Il s’agit d’un niveau permettant à la personne de bien s’intégrer au Québec francophone et à son milieu de travail. Emploi-Québec préfère même un niveau 8 pour un bon fonctionnement dans le milieu de travail.

Aux fins de comparaison, au niveau 12, le maximum de l’échelle, la personne peut négocier une hypothèque et évaluer l’argumentation à l’occasion de débats officiels. Une compétence pertinente pour distinguer des fausses nouvelles !

Certains programmes d’immigration ailleurs au Canada ne requièrent que le niveau 4, le plus avancé dans l’étape débutant. Ce niveau est souvent exigé pour les résidents temporaires travaillant dans le type d’emploi qui n’exige que le niveau collégial ou moins, un emploi qui est donc généralement moins bien payé.

À un niveau 4, on peut exprimer ses préférences dans des situations simples (« Je (n’)aime pas ça. », « Ça, j’aime ça. ») ou utiliser les pronoms personnels compléments, mais avec de fréquentes erreurs. (« Il lui regarde. » (Il la regarde.) « Je vous parler. » (Je vous parle.) » À ce niveau, on saisit le but d’une communication ou l’idée principale, comme une annonce au micro dans un centre commercial et on peut exécuter des directives simples concernant son état de santé, conformément aux indications prescrites, comme celle-ci qui pourrait être utile ces jours-ci : « Retroussez votre manche. »

Il s’agit d’un niveau qui permet peut-être de faire des épiceries, mais pas de comprendre les devoirs de ses enfants et certainement pas de viser un emploi mieux payé.

Les cours de francisation du gouvernement du Québec sont maintenant ouverts aux résidents temporaires. Ils ne sont pas seulement gratuits, mais on paie les résidents permanents et temporaires pour les suivre. Cependant, il n’y a que 24 heures dans une journée et les exigences de travail et de la famille ne laissent pas toujours du temps pour les cours de français, surtout si on peut s’organiser sans. D’où l’importance des cours en milieu de travail.

Les anecdotes du camionneur français et du Philippin mettent surtout en évidence un autre enjeu important lié au virage vers l’immigration temporaire. (J’ai déjà expliqué dans ces pages l’enjeu d’accès aux écoles anglaises pour les enfants à statut temporaire.)

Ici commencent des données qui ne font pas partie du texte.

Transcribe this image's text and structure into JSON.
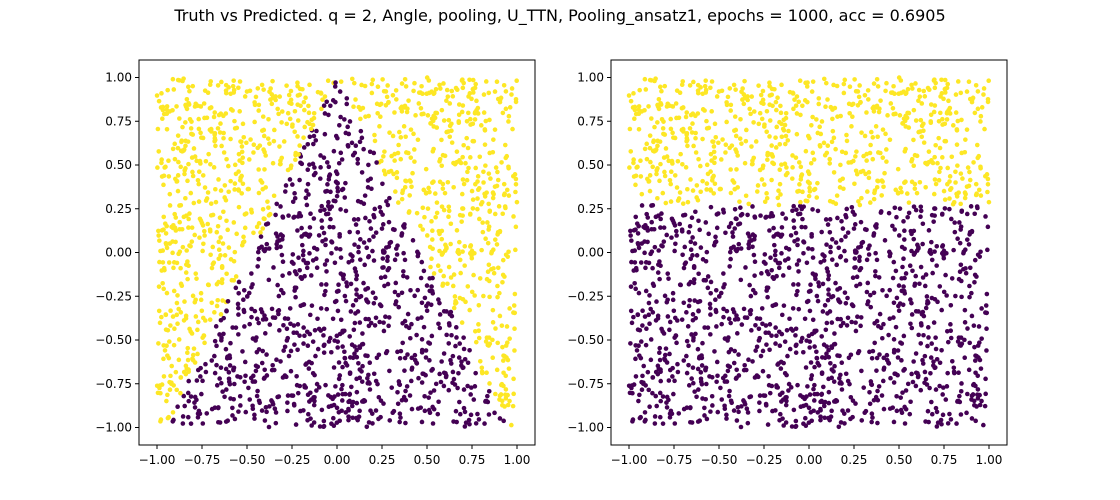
{
  "figure": {
    "suptitle": "Truth vs Predicted. q = 2, Angle, pooling, U_TTN, Pooling_ansatz1, epochs = 1000, acc = 0.6905"
  },
  "colors": {
    "class_0": "#440154",
    "class_1": "#fde725",
    "axes": "#000000",
    "background": "#ffffff"
  },
  "chart_data": [
    {
      "type": "scatter",
      "panel": "truth",
      "title": "",
      "xlabel": "",
      "ylabel": "",
      "xlim": [
        -1.1,
        1.1
      ],
      "ylim": [
        -1.1,
        1.1
      ],
      "xticks": [
        -1.0,
        -0.75,
        -0.5,
        -0.25,
        0.0,
        0.25,
        0.5,
        0.75,
        1.0
      ],
      "yticks": [
        -1.0,
        -0.75,
        -0.5,
        -0.25,
        0.0,
        0.25,
        0.5,
        0.75,
        1.0
      ],
      "xtick_labels": [
        "−1.00",
        "−0.75",
        "−0.50",
        "−0.25",
        "0.00",
        "0.25",
        "0.50",
        "0.75",
        "1.00"
      ],
      "ytick_labels": [
        "−1.00",
        "−0.75",
        "−0.50",
        "−0.25",
        "0.00",
        "0.25",
        "0.50",
        "0.75",
        "1.00"
      ],
      "grid": false,
      "n_points": 2000,
      "point_range": [
        -1.0,
        1.0
      ],
      "labeling_rule": "class 0 (purple) inside triangle with apex (0, 1) and base from (-0.95, -1) to (0.95, -1); class 1 (yellow) outside"
    },
    {
      "type": "scatter",
      "panel": "predicted",
      "title": "",
      "xlabel": "",
      "ylabel": "",
      "xlim": [
        -1.1,
        1.1
      ],
      "ylim": [
        -1.1,
        1.1
      ],
      "xticks": [
        -1.0,
        -0.75,
        -0.5,
        -0.25,
        0.0,
        0.25,
        0.5,
        0.75,
        1.0
      ],
      "yticks": [
        -1.0,
        -0.75,
        -0.5,
        -0.25,
        0.0,
        0.25,
        0.5,
        0.75,
        1.0
      ],
      "xtick_labels": [
        "−1.00",
        "−0.75",
        "−0.50",
        "−0.25",
        "0.00",
        "0.25",
        "0.50",
        "0.75",
        "1.00"
      ],
      "ytick_labels": [
        "−1.00",
        "−0.75",
        "−0.50",
        "−0.25",
        "0.00",
        "0.25",
        "0.50",
        "0.75",
        "1.00"
      ],
      "grid": false,
      "n_points": 2000,
      "point_range": [
        -1.0,
        1.0
      ],
      "labeling_rule": "class 1 (yellow) where y > 0.27; class 0 (purple) otherwise"
    }
  ]
}
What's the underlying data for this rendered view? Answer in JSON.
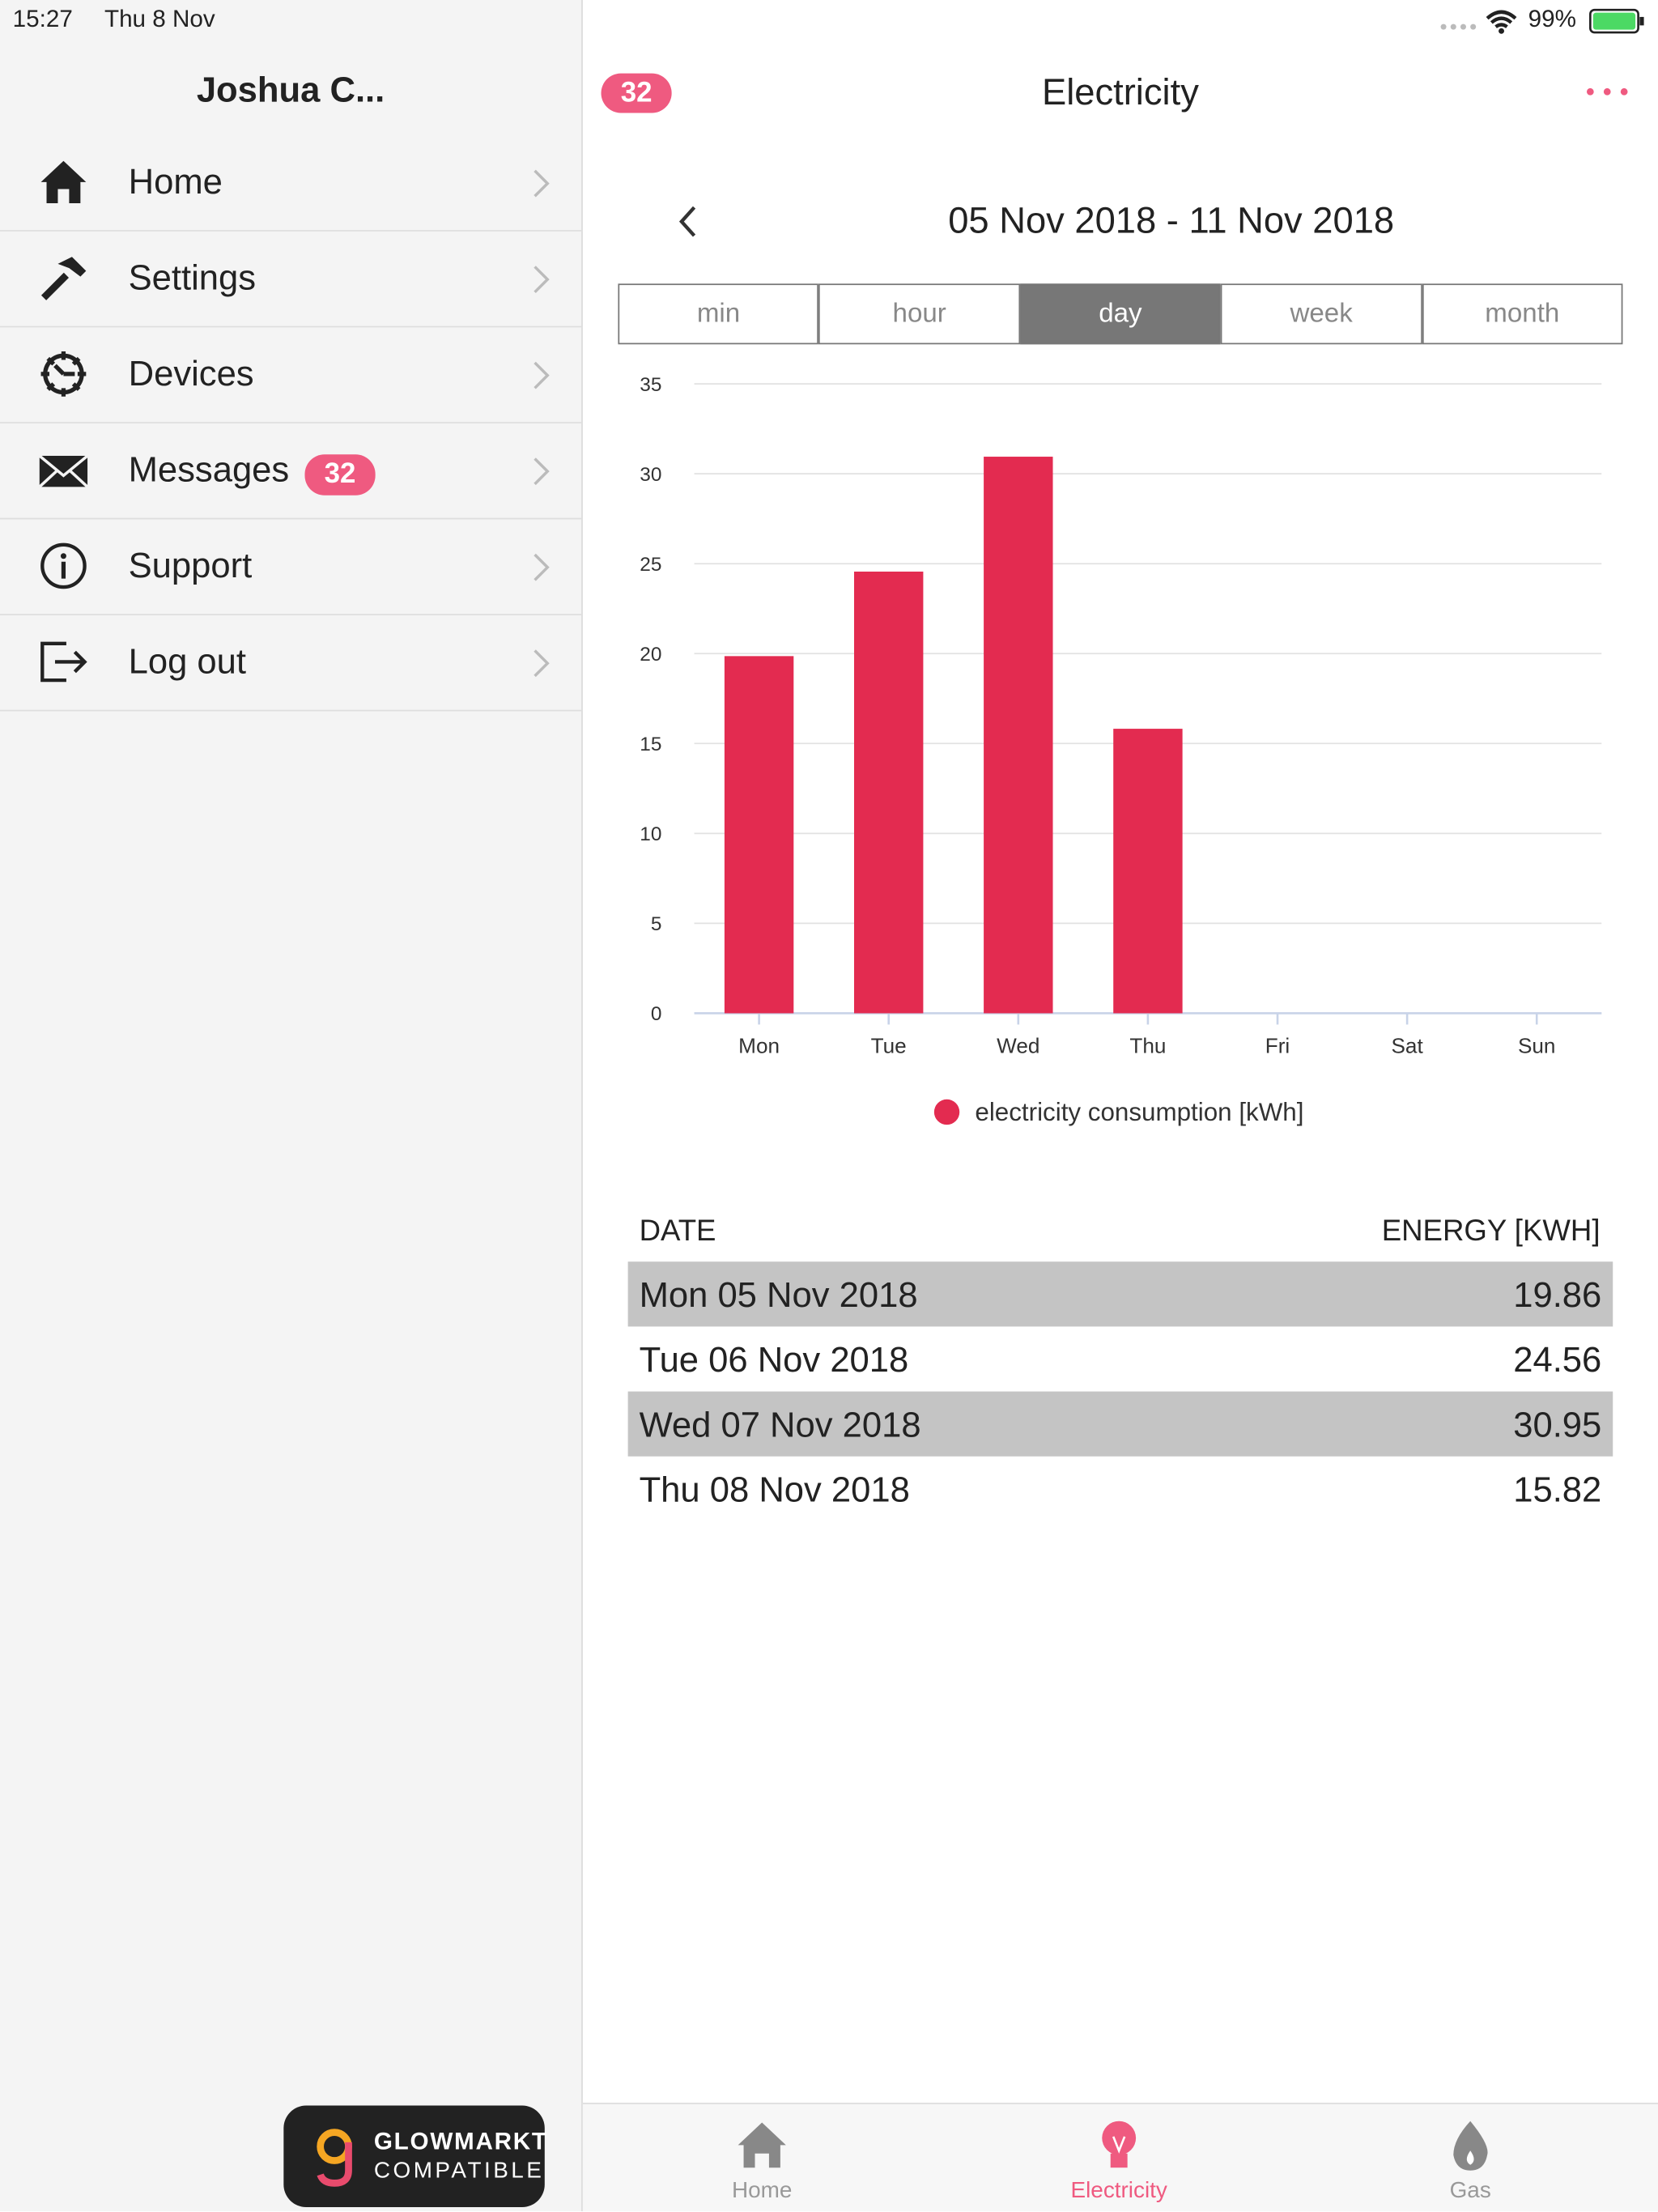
{
  "status_bar": {
    "time": "15:27",
    "date": "Thu 8 Nov",
    "battery": "99%"
  },
  "sidebar": {
    "user": "Joshua C...",
    "menu": [
      {
        "label": "Home"
      },
      {
        "label": "Settings"
      },
      {
        "label": "Devices"
      },
      {
        "label": "Messages",
        "badge": "32"
      },
      {
        "label": "Support"
      },
      {
        "label": "Log out"
      }
    ],
    "logo": {
      "line1": "GLOWMARKT",
      "line2": "COMPATIBLE"
    }
  },
  "header": {
    "badge": "32",
    "title": "Electricity"
  },
  "date_range": "05 Nov 2018 - 11 Nov 2018",
  "tabs": [
    {
      "label": "min",
      "active": false
    },
    {
      "label": "hour",
      "active": false
    },
    {
      "label": "day",
      "active": true
    },
    {
      "label": "week",
      "active": false
    },
    {
      "label": "month",
      "active": false
    }
  ],
  "chart_data": {
    "type": "bar",
    "categories": [
      "Mon",
      "Tue",
      "Wed",
      "Thu",
      "Fri",
      "Sat",
      "Sun"
    ],
    "series": [
      {
        "name": "electricity consumption [kWh]",
        "color": "#e32b50",
        "values": [
          19.86,
          24.56,
          30.95,
          15.82,
          null,
          null,
          null
        ]
      }
    ],
    "ylim": [
      0,
      35
    ],
    "yticks": [
      0,
      5,
      10,
      15,
      20,
      25,
      30,
      35
    ],
    "grid": true,
    "legend": "bottom"
  },
  "table": {
    "columns": [
      "DATE",
      "ENERGY [KWH]"
    ],
    "rows": [
      [
        "Mon 05 Nov 2018",
        19.86
      ],
      [
        "Tue 06 Nov 2018",
        24.56
      ],
      [
        "Wed 07 Nov 2018",
        30.95
      ],
      [
        "Thu 08 Nov 2018",
        15.82
      ]
    ]
  },
  "tab_bar": [
    {
      "label": "Home",
      "active": false
    },
    {
      "label": "Electricity",
      "active": true
    },
    {
      "label": "Gas",
      "active": false
    }
  ]
}
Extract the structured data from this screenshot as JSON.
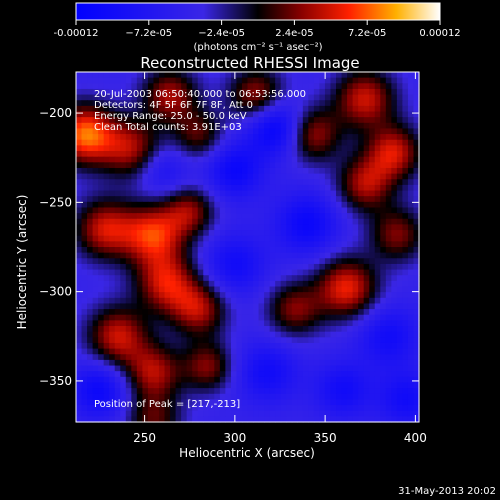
{
  "chart_data": {
    "type": "heatmap",
    "title": "Reconstructed RHESSI Image",
    "xlabel": "Heliocentric X (arcsec)",
    "ylabel": "Heliocentric Y (arcsec)",
    "xlim": [
      212,
      402
    ],
    "ylim": [
      -373,
      -177
    ],
    "x_ticks": [
      250,
      300,
      350,
      400
    ],
    "y_ticks": [
      -200,
      -250,
      -300,
      -350
    ],
    "colorbar": {
      "min": -0.00012,
      "max": 0.00012,
      "tick_values": [
        -0.00012,
        -7.2e-05,
        -2.4e-05,
        2.4e-05,
        7.2e-05,
        0.00012
      ],
      "tick_labels": [
        "-0.00012",
        "−7.2e-05",
        "−2.4e-05",
        "2.4e-05",
        "7.2e-05",
        "0.00012"
      ],
      "unit_label": "(photons cm⁻² s⁻¹ asec⁻²)"
    },
    "info_lines": [
      "20-Jul-2003 06:50:40.000 to 06:53:56.000",
      "Detectors: 4F 5F 6F 7F 8F, Att 0",
      "Energy Range: 25.0 - 50.0 keV",
      "Clean    Total counts: 3.91E+03"
    ],
    "peak_label": "Position of Peak = [217,-213]",
    "peak_position": [
      217,
      -213
    ],
    "timestamp": "31-May-2013 20:02",
    "sources": [
      {
        "x": 217,
        "y": -212,
        "flux": 0.00012,
        "sigma": 12
      },
      {
        "x": 243,
        "y": -220,
        "flux": 8e-05,
        "sigma": 12
      },
      {
        "x": 264,
        "y": -190,
        "flux": 8e-05,
        "sigma": 11
      },
      {
        "x": 280,
        "y": -212,
        "flux": 6e-05,
        "sigma": 10
      },
      {
        "x": 312,
        "y": -190,
        "flux": 8e-05,
        "sigma": 11
      },
      {
        "x": 343,
        "y": -212,
        "flux": 8e-05,
        "sigma": 11
      },
      {
        "x": 372,
        "y": -192,
        "flux": 9e-05,
        "sigma": 12
      },
      {
        "x": 388,
        "y": -222,
        "flux": 9e-05,
        "sigma": 11
      },
      {
        "x": 372,
        "y": -240,
        "flux": 8e-05,
        "sigma": 11
      },
      {
        "x": 228,
        "y": -265,
        "flux": 9e-05,
        "sigma": 12
      },
      {
        "x": 255,
        "y": -268,
        "flux": 0.0001,
        "sigma": 12
      },
      {
        "x": 275,
        "y": -255,
        "flux": 7e-05,
        "sigma": 10
      },
      {
        "x": 262,
        "y": -295,
        "flux": 9e-05,
        "sigma": 12
      },
      {
        "x": 280,
        "y": -310,
        "flux": 8e-05,
        "sigma": 11
      },
      {
        "x": 235,
        "y": -325,
        "flux": 9e-05,
        "sigma": 12
      },
      {
        "x": 255,
        "y": -345,
        "flux": 8e-05,
        "sigma": 11
      },
      {
        "x": 285,
        "y": -342,
        "flux": 7e-05,
        "sigma": 10
      },
      {
        "x": 333,
        "y": -310,
        "flux": 7e-05,
        "sigma": 11
      },
      {
        "x": 362,
        "y": -298,
        "flux": 0.0001,
        "sigma": 12
      },
      {
        "x": 390,
        "y": -268,
        "flux": 7e-05,
        "sigma": 11
      },
      {
        "x": 255,
        "y": -372,
        "flux": 6e-05,
        "sigma": 11
      },
      {
        "x": 323,
        "y": -208,
        "flux": -8e-05,
        "sigma": 11
      },
      {
        "x": 300,
        "y": -232,
        "flux": -6e-05,
        "sigma": 11
      },
      {
        "x": 340,
        "y": -262,
        "flux": -6e-05,
        "sigma": 12
      },
      {
        "x": 385,
        "y": -325,
        "flux": -5e-05,
        "sigma": 12
      },
      {
        "x": 318,
        "y": -345,
        "flux": -5e-05,
        "sigma": 12
      },
      {
        "x": 360,
        "y": -355,
        "flux": -5e-05,
        "sigma": 11
      },
      {
        "x": 225,
        "y": -355,
        "flux": -6e-05,
        "sigma": 11
      },
      {
        "x": 260,
        "y": -232,
        "flux": -4e-05,
        "sigma": 10
      },
      {
        "x": 300,
        "y": -285,
        "flux": -5e-05,
        "sigma": 12
      },
      {
        "x": 395,
        "y": -360,
        "flux": -5e-05,
        "sigma": 11
      }
    ]
  }
}
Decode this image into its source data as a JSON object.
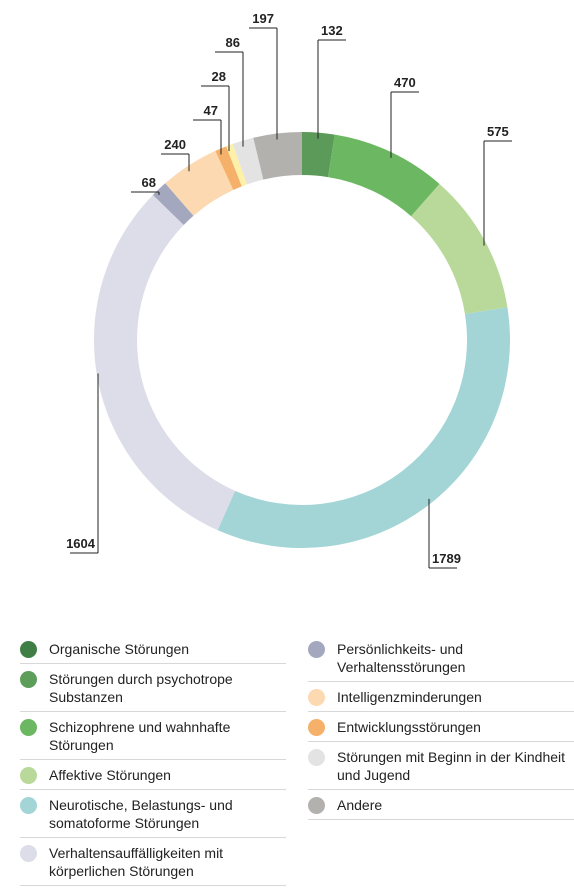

Ces normes linguistiques s’appliquent aux personnes qui demandent un CSQ dans un programme d’immigration permanente. Idéalement, la personne étrangère voulant s’établir au Québec aura avant son arrivée les compétences en français pour s’intégrer rapidement. Sinon, il faudrait des efforts beaucoup plus efficaces de francisation dès son arrivée, surtout en milieu de travail, pour l’aider à atteindre ce niveau de compétence.

Mais comment faire quand le Québec n’a pas de prise sur l’immigration temporaire? Il n’établit pas les conditions rattachées à la majorité des permis. Il ne sait pas quand une personne à statut temporaire arrive et ne peut donc en faire le suivi pour faciliter son apprentissage du français. On finit donc par payer des cours de français aux personnes qui n’ont même pas fait une demande pour rester au Québec.

Pourquoi le système d’immigration permanente pousse-t-il les employeurs à embaucher les résidents temporaires pour les postes vacants permanents? Les solutions sont complexes et politiquement difficiles, pas de simples pansements. Il faudra une réflexion de fond sur les problèmes structurants avec notre système d’immigration permanente. Ensuite, on laissera aux pédagogues débattre du niveau approprié de compétence linguistique nécessaire pour les personnes étrangères qui choisissent le Québec.